When I arrived at the office, there was the usual bustle in reception. Elaine, the practice manager, was presiding over the arrival of clients and patients in her coaxing and cheerful way. In the tearoom, the kettle had already boiled for the day’s first cups of tea. This was where the three partners in our practice — Ian, general psychiatrist; Peter, child and adolescent psychologist; and me, clinical and forensic psychologist — gathered each morning.
Tuesday was Ian’s day for seeing patients for medication and psychiatric review. His turnover was high; he would see individuals for fifteen to thirty minutes for most of the day, generating by far the most coming-and-going among the three of us. His patients ranged from the manifestly normal to the eccentric, and, sometimes, the definitely odd.
Pete’s office was next to mine. He worked with troubled adolescents and their foster carers. Every now and then I would hear muffled voices arguing, and Pete, in his low, calm tones, soothing them.

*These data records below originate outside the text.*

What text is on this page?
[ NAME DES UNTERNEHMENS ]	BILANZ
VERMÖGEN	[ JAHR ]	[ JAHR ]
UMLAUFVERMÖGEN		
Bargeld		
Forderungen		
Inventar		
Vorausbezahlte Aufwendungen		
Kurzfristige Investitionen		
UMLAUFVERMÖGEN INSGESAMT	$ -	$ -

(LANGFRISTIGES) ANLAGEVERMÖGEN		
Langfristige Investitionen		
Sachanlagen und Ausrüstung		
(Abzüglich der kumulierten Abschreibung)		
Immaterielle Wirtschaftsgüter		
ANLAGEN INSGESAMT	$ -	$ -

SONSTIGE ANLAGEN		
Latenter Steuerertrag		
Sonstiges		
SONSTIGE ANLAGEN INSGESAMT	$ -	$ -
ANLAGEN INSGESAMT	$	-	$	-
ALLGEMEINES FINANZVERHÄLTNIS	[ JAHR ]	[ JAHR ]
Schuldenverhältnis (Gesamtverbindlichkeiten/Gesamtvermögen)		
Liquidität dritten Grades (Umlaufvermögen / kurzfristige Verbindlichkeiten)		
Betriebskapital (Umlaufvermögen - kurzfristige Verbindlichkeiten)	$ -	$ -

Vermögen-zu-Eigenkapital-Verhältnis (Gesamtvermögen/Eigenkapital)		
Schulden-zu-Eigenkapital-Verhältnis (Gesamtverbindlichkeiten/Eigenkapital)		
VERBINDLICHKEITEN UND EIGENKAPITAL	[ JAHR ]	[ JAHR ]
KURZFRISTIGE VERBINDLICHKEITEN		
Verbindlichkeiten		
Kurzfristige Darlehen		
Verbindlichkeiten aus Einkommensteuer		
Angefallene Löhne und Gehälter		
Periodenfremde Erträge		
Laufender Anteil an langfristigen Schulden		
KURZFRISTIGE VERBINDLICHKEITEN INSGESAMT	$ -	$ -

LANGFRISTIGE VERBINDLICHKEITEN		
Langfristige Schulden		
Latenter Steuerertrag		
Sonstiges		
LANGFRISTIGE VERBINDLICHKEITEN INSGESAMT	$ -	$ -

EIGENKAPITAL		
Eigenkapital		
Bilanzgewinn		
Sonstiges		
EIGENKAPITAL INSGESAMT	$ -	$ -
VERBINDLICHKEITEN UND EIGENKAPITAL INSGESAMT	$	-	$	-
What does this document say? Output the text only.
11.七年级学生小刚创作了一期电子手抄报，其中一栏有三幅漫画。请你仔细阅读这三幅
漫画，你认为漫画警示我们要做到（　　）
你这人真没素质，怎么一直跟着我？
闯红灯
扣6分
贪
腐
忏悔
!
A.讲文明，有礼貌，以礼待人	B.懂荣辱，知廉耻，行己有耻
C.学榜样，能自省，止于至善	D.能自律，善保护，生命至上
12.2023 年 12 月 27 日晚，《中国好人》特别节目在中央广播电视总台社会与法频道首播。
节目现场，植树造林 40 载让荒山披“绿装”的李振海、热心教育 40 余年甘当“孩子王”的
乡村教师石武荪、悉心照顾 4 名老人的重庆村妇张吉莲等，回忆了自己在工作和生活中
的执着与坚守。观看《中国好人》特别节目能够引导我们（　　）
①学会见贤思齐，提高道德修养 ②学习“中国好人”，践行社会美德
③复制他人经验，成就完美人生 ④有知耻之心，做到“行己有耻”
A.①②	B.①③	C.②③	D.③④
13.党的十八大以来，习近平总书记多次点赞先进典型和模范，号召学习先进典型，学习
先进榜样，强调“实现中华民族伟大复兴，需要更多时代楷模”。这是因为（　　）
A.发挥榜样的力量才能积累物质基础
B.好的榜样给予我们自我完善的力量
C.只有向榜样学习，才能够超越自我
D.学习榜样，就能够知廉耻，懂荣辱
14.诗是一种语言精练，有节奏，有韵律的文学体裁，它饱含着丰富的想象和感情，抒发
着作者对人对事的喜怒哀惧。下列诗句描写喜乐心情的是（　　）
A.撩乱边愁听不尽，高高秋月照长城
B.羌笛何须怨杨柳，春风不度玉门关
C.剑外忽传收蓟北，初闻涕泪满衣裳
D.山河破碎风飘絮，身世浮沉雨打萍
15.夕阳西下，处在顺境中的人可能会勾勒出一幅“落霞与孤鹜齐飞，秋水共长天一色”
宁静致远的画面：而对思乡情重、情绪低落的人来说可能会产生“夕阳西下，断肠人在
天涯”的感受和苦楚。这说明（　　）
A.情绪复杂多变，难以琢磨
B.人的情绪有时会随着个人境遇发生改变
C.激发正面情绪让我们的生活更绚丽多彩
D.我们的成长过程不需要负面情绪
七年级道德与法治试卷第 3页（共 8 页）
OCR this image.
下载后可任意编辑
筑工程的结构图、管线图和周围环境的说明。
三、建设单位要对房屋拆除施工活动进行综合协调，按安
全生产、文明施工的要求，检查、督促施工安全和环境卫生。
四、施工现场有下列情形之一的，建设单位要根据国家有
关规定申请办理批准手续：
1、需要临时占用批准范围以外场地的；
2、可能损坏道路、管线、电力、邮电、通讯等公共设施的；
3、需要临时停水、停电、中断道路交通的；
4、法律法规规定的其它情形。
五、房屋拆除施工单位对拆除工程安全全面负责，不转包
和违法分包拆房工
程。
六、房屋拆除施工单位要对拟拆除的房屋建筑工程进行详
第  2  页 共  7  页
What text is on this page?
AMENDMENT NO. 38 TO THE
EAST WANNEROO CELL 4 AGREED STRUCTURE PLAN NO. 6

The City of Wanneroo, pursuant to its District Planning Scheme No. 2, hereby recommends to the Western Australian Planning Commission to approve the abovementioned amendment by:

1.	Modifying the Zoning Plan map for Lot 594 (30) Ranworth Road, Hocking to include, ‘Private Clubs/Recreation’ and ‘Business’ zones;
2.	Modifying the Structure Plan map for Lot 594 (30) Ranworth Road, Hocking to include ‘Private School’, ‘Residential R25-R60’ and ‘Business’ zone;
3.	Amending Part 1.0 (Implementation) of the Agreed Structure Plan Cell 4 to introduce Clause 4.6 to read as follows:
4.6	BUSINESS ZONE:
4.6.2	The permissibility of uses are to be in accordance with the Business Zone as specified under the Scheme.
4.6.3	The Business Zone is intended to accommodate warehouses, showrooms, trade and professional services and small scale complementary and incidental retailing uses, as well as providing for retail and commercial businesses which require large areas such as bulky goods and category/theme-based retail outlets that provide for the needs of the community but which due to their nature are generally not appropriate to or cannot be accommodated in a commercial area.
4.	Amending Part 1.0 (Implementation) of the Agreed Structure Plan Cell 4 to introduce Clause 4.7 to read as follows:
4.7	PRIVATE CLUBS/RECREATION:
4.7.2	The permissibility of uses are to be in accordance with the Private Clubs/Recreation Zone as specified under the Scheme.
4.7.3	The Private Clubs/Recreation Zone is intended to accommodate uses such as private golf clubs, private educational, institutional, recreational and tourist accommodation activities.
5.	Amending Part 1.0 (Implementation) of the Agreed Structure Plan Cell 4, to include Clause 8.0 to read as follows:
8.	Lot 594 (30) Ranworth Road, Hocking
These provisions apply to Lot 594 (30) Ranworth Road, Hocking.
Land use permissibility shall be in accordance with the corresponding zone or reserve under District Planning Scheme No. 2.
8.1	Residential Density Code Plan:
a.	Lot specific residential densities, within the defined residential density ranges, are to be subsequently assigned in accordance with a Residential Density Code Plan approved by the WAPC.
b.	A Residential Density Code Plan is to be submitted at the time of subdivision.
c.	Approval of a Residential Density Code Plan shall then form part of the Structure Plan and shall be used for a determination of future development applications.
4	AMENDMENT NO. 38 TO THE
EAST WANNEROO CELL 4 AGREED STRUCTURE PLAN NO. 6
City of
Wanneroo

Although it was sunny, with the cool of the autumn nights it was cold inside my consulting room. Otherwise, everything was as usual: two green Ikea tub chairs; a glass-topped coffee table with a box of tissues and a Balinese statue; the grubby whiteboard on the wall to my left; and the writing desk and filing cabinet below the window. Our neighbouring property was a nursing home. Today, the pleading, high-pitched cry of ‘Nurse, nurse’ — it was only ever this word
— had not yet started up. It came from what I imagined was a female resident with dementia, her shrunken world just metres away. Her cries usually reached a crescendo until finally (I surmised) she got a response, and all went quiet.
I typically saw a mix of psychotherapy clients, for one-hour sessions, and individuals for forensic assessments, which took ninety minutes. My first appointment this morning was with a woman in her late thirties.
Rachel had a hangdog look: long black hair without sheen hung by her face, and her eyes seemed to say, ‘I don’t want to be here, doing this.’ She was applying for victim’s compensation, and had most likely told her story many times to others. I’d read through an extensive file of documents in preparation for the assessment.
At first she was reluctant to answer my questions, but once she got going, she couldn’t seem to stop. She told me how, as a child, she’d been minded by a trusted member of her small seaside community one day a week, and each time he had sexually abused her. She had accepted it as normal. This went on for years.
As she spoke, I imagined a blond brick building and saw a genial family man in his forties, with a ruddy face and a slight paunch. He was a friend of her uncle’s, with whom she lived, her mother having deserted her and her father dead. Rachel later learnt that her uncle was aware of the abuse and condoned it.
I noticed sensations of disgust germinating in my body.
She said that she was not allowed to play with other children. And although her schoolteachers had suspicions that something was not right at home, they took no action.
Was that a pain in my heart? No, I must have been imagining it.
She told me that she would run away from home, returning when she became hungry. The punishments — emotional and physical — administered by her uncle became progressively more gruesome. As her story became more graphic, I was drawn into her world, as if I was there with her, watching in horror. The stabs of pain in my heart became more insistent; I wasn’t imagining them. I didn’t think it was a heart attack but something else, like an emotional wounding; her words were playing with my insides like a bull tossing a matador. ‘Stop, stop!’ I wanted to shout. But I couldn’t stop her; she’d been let down by too many people in the past.